At the risk of over morning-glorying you, I just have to tell you about yet another morning-glory species, for in many places along roads and in abandoned cornfields it's creating very pretty, viny, snowy-flowered mantles for bushes and trees. That's it below:


Since the vine is basically a tropical species I don't think it has a proper English name; in general people just call it by its genus name, Jacquemontia. In Spanish it's called "Campanita Blanca," or "Little White Bell," because of its small, white, bell-shaped flowers. Five species of Jacquemontia are listed for the adjacent state and I'm guessing that ours is JACQUEMONTIA NODIFLORA.

The morning-glories we've looked at so far have belonged to the genus Ipomoea, which is the main morning-glory genus. A distinguishing feature of Ipomoeas is that their stigmas -- the pollen-receiving zone of the female pistil -- are ± spherical, or "globose." You can see some Jacquemontia stigmas below:


In that picture the five, ± spherical items at the ends of long, slender, inward-curving stems, or filaments, are the stamens' pollen-producing anthers. The lowermost item in the photo, which looks like a white, horizontal bar connected at its middle to a stem arising in the flower's center, is composed of two elongate, slender stigmas. So, Jacquemontia's stigmas are long and slender, not spherical, like's Ipomoea's.

When I first go out in the morning and it's still chilly, Jacquemontia's many flowers are mostly closed, but after sunlight has bathed them an hour or so they begin opening, and by mid morning usually they are as wide open as they can be, and nearly always by then they are just swarming with very busy honeybees.

from the January 28, 2018 Newsletter issued from Rancho Regensis north of Valladolid, Yucatán, MÉXICO

Along roadsides through the local cut-over, scrubby woods, nowadays treetops bear vines heavy with peppercorn-size fruits, as seen below:

JACQUEMONTIA NODIFLORA, fruit clusters in top of tree

Being a vine bearing heart-shaped leaves and such fruits, it's clear that we're dealing with a fruiting morning glory. However, we have lots of morning glory species in this area, so which is this? A close-up of the handsome fruit clusters helps whittle down the possibilities, as seen below:


A cluster of fruits seen from the side, and showing that the peduncle and stem are covered with low, soft hairs is shown below:

JACQUEMONTIA NODIFLORA, fruit cluster seen from side

Any morning glory producing so many tightly clustered, capsular-type fruits of such a small size must earlier have borne unusually small, closely packed flowers. Our smallest species of morning glory are members of the genus Jacquemontia, of which so far we've noticed three species in the Yucatan. Of those three species the one with the smallest, most congested flowers is the white-flowered Jacquemontia nodiflora.
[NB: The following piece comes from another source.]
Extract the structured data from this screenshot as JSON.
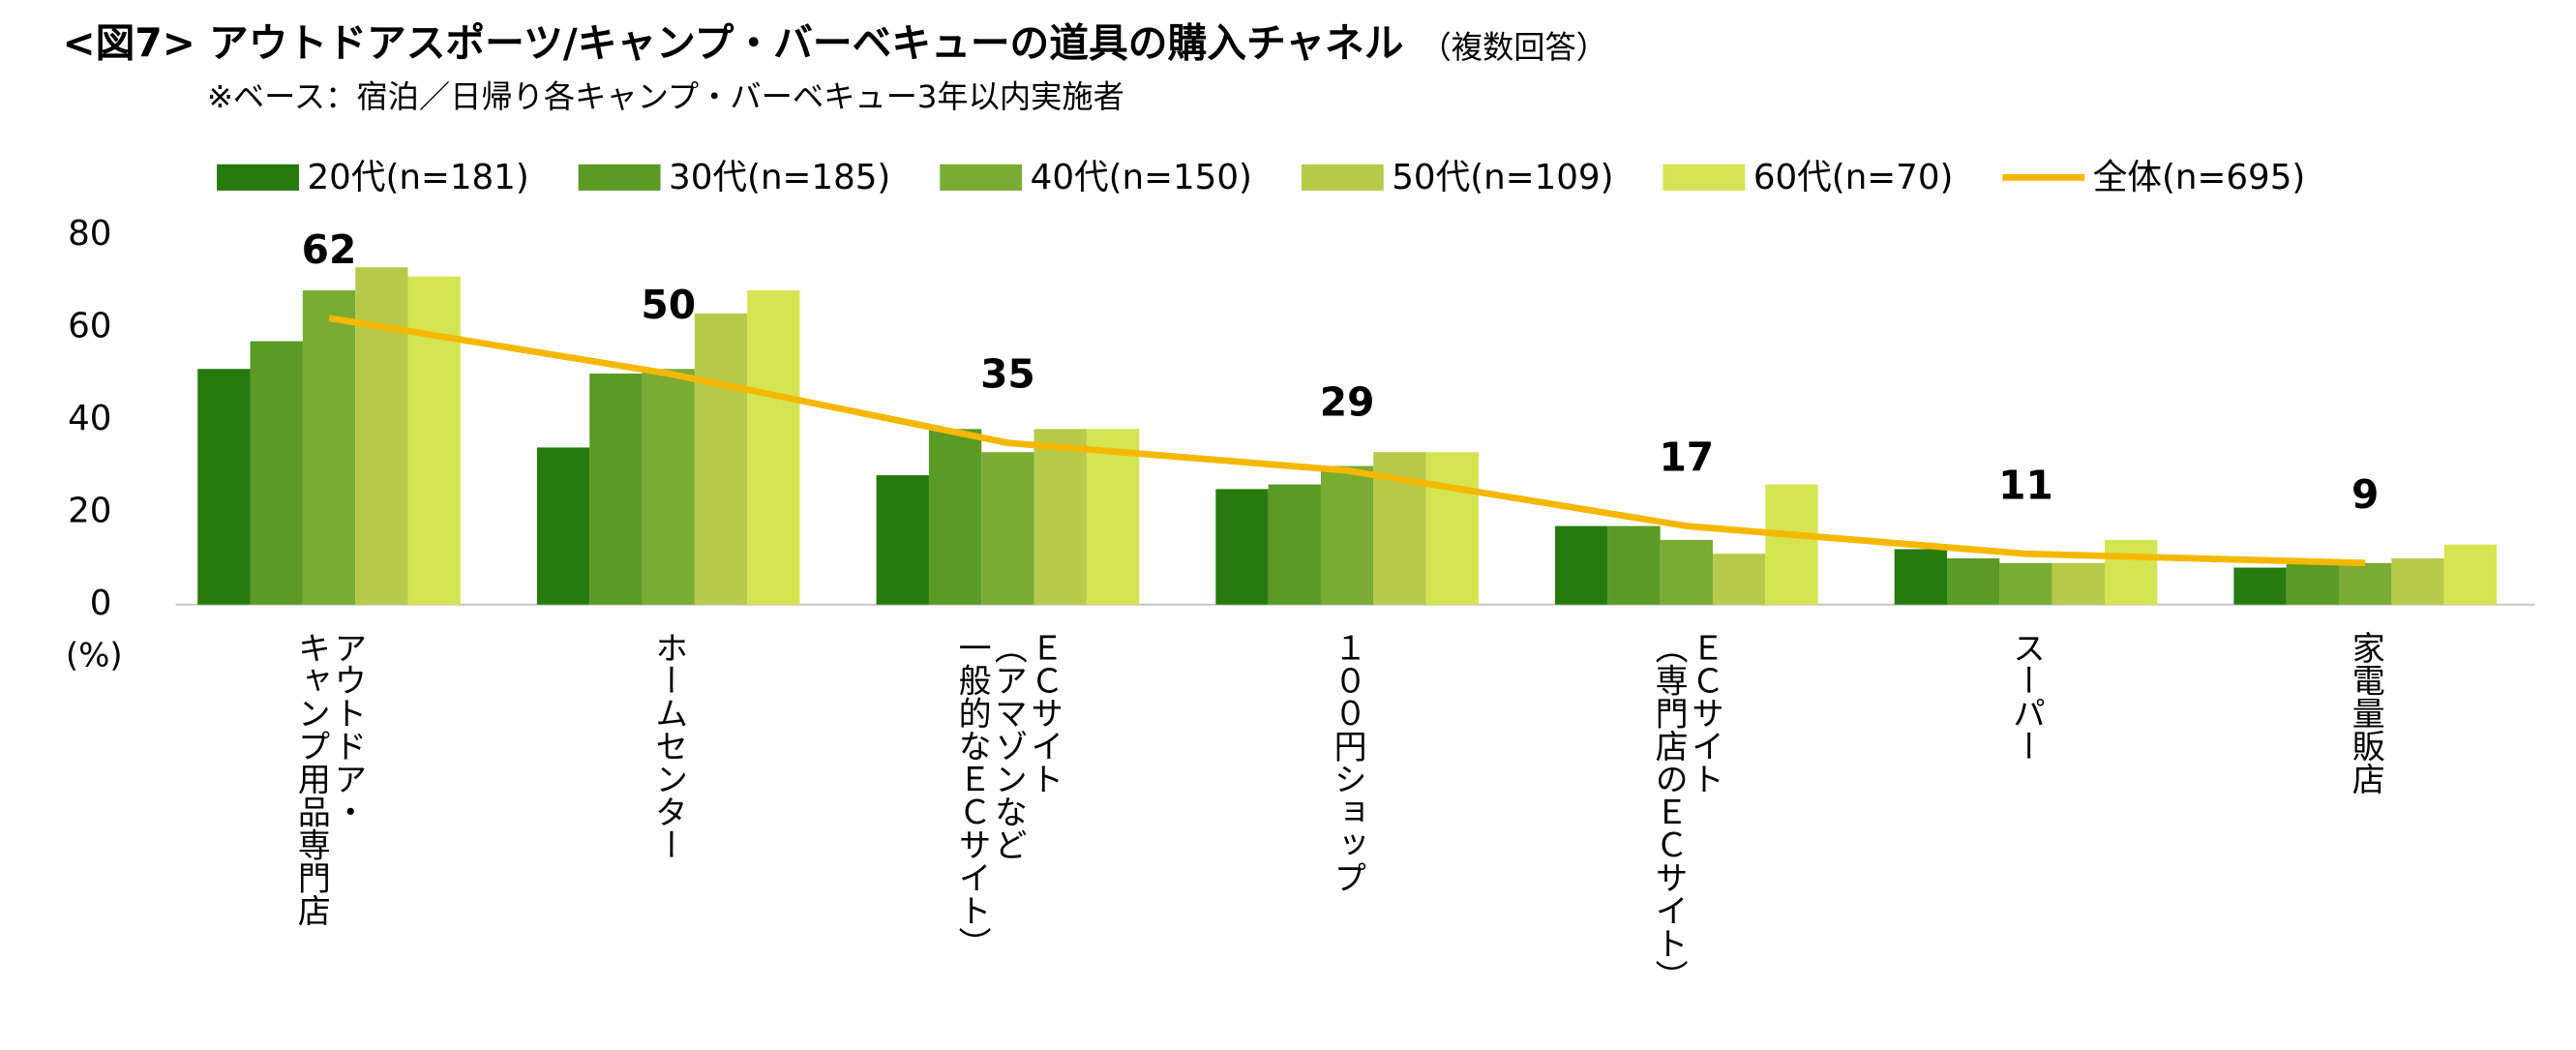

Further field marks confirming that these fruits are from Jacquemontia nodiflora, which we call "Little White Bells," include leaf and stem appearance, and the clusters' numbers of fruits seeming to match the numbers of flowers in our pictures showing clustered flowers. Also, the species when flowering strikes me as equivalently abundant relative to the fruiting vines now being seen.

Thousands of pictures of this species' flowers appear on the Internet, but I could find no good ones of the fruits. Now the world can know that the fruits of Jacquemontia nodiflora on a sunny morning hanging in the top of a Uaxim tree are almost decorative in appearance, and are worth noticing.